Makna dari kata-kata yang terdapat dalam masyarakat budaya bandawi Ketapang mempunyai bentuk-bentuk kognat lebih dari satu kata dalam kelompok utama bahasa Pormusa (U), (B), (T). Kesamaan seperti ini menurut Belwood (1997) dapat dianggp sebagai calon pasti bahasa Proto-Autronesia.
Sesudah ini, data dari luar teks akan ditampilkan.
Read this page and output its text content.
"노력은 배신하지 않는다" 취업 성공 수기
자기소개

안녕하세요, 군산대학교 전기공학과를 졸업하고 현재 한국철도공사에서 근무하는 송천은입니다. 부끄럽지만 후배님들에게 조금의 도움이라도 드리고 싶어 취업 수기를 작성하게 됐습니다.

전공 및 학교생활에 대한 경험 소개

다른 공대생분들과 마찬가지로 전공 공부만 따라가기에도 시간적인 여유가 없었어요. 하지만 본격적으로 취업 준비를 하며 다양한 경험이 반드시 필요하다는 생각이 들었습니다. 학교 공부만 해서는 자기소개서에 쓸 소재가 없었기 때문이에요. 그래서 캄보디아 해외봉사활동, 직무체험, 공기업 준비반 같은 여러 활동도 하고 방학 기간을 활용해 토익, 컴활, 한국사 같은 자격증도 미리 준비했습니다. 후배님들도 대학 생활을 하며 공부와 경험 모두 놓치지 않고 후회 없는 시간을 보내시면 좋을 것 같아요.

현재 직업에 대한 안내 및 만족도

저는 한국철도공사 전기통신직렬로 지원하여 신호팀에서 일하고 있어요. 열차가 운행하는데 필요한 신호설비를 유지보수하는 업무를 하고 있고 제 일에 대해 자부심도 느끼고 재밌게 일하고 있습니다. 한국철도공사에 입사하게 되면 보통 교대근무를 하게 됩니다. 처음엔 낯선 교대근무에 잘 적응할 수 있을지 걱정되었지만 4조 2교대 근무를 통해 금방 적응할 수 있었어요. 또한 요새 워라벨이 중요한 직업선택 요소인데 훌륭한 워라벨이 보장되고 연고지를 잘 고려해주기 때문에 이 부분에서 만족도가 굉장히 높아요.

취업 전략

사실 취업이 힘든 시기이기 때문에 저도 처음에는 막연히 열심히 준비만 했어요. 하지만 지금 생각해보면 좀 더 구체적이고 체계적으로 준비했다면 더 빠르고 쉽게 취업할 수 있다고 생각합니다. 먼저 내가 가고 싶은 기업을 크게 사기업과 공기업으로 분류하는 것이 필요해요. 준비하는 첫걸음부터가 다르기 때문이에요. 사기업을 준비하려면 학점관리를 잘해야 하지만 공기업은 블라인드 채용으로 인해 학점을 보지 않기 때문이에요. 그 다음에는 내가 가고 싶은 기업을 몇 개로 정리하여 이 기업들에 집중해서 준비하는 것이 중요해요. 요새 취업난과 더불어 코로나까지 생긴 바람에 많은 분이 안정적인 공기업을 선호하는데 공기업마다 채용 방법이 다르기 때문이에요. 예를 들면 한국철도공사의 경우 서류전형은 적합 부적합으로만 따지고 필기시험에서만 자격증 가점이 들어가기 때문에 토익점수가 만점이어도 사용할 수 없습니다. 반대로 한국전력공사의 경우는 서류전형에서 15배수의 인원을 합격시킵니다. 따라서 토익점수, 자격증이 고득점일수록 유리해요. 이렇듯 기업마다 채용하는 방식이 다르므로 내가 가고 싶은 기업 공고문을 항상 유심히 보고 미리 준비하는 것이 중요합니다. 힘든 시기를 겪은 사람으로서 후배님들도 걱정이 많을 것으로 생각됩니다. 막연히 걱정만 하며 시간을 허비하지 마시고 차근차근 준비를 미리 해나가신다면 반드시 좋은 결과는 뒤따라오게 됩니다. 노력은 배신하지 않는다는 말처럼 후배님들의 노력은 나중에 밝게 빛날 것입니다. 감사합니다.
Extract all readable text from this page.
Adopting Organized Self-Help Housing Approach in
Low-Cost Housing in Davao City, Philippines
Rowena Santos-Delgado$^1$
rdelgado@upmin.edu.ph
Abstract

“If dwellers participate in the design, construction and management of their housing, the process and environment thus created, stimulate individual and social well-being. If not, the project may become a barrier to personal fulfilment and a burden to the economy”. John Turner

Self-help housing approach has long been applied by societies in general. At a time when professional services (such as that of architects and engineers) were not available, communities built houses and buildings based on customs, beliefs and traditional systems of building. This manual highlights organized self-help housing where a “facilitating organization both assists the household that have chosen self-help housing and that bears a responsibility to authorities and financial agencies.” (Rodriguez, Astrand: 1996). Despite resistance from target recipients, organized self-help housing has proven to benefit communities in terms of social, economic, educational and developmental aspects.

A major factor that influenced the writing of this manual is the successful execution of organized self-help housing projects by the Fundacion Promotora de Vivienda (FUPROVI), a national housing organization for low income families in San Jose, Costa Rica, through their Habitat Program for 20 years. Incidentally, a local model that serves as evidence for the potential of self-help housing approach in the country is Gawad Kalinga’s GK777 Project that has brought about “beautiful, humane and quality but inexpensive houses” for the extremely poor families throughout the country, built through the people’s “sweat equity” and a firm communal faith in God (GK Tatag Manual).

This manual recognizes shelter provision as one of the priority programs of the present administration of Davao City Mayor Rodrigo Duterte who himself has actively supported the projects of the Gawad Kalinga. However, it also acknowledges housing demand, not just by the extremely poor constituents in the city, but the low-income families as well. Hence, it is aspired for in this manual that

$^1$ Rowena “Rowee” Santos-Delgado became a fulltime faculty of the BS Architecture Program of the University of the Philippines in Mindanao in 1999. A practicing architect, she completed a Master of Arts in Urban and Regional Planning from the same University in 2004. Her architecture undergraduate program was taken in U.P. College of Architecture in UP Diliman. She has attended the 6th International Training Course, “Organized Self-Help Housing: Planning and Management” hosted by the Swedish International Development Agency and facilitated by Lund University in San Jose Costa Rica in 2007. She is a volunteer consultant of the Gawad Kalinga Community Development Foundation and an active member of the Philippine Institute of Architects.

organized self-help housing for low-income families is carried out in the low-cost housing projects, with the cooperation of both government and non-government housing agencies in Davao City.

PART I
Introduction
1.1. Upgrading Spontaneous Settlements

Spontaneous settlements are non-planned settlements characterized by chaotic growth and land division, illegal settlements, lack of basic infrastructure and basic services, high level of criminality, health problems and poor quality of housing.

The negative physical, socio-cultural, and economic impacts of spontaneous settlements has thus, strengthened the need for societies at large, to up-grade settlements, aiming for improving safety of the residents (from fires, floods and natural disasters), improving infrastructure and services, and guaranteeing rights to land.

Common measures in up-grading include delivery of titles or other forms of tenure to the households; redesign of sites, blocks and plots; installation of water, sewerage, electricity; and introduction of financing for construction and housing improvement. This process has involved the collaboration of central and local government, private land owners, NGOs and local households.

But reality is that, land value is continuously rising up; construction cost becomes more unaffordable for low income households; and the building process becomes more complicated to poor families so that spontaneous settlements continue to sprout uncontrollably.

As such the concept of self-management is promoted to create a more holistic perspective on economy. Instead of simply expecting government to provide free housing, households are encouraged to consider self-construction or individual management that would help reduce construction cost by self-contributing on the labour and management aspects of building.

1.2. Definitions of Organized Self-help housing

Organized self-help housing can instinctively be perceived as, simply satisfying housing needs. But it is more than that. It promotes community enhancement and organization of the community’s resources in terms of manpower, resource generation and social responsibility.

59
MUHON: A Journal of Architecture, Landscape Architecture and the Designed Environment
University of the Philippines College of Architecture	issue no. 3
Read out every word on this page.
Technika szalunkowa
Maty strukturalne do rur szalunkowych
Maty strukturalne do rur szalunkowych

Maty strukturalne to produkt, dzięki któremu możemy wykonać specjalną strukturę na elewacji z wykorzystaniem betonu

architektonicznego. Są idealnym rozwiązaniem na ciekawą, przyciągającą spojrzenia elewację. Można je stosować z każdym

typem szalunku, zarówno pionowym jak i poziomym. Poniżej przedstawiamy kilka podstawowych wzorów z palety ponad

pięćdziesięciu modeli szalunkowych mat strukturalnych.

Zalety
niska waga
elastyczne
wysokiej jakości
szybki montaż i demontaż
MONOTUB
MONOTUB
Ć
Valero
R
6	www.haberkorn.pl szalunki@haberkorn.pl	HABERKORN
Oleh karenanya terdapat beberapa kemungkinan mengenai leluhur masyarkat Ketapang. :
1.      Masyarakat awal Ketapang adalah di huni oleh ras utama Austroloid-Melanesia (Austroloid) yang berbahasa Proto-Melayu Polenesia Barat dengan membawa buadaya bendawi Neolitik yang berimigrasi dari sebelah barat melalui Sumatra dan Kalimantan.
2.      Masyarakat awal Ketapang adalaj dihuni oleh komunitas yang bercirikan Mongoloid Selatan dari kelompok bahasa Melayu-Polisnesia Barat dengan membawa budaya bendawi Autronesia awal yang berimigrasi dari Formosa, melalui Filipina dan Kalimantan.
3.      Masyarakat awal Ketapang dihuni oleh komunitas dari variasi-variasi genetic Austroloid dan Mongoloid Selatan yang berbahasa Melayu-Polinesia Barat dengan membawa budaya bendawi Neolitik yang berpusat di Mentawai dan Nias sebagia “lapisan dasarnya”.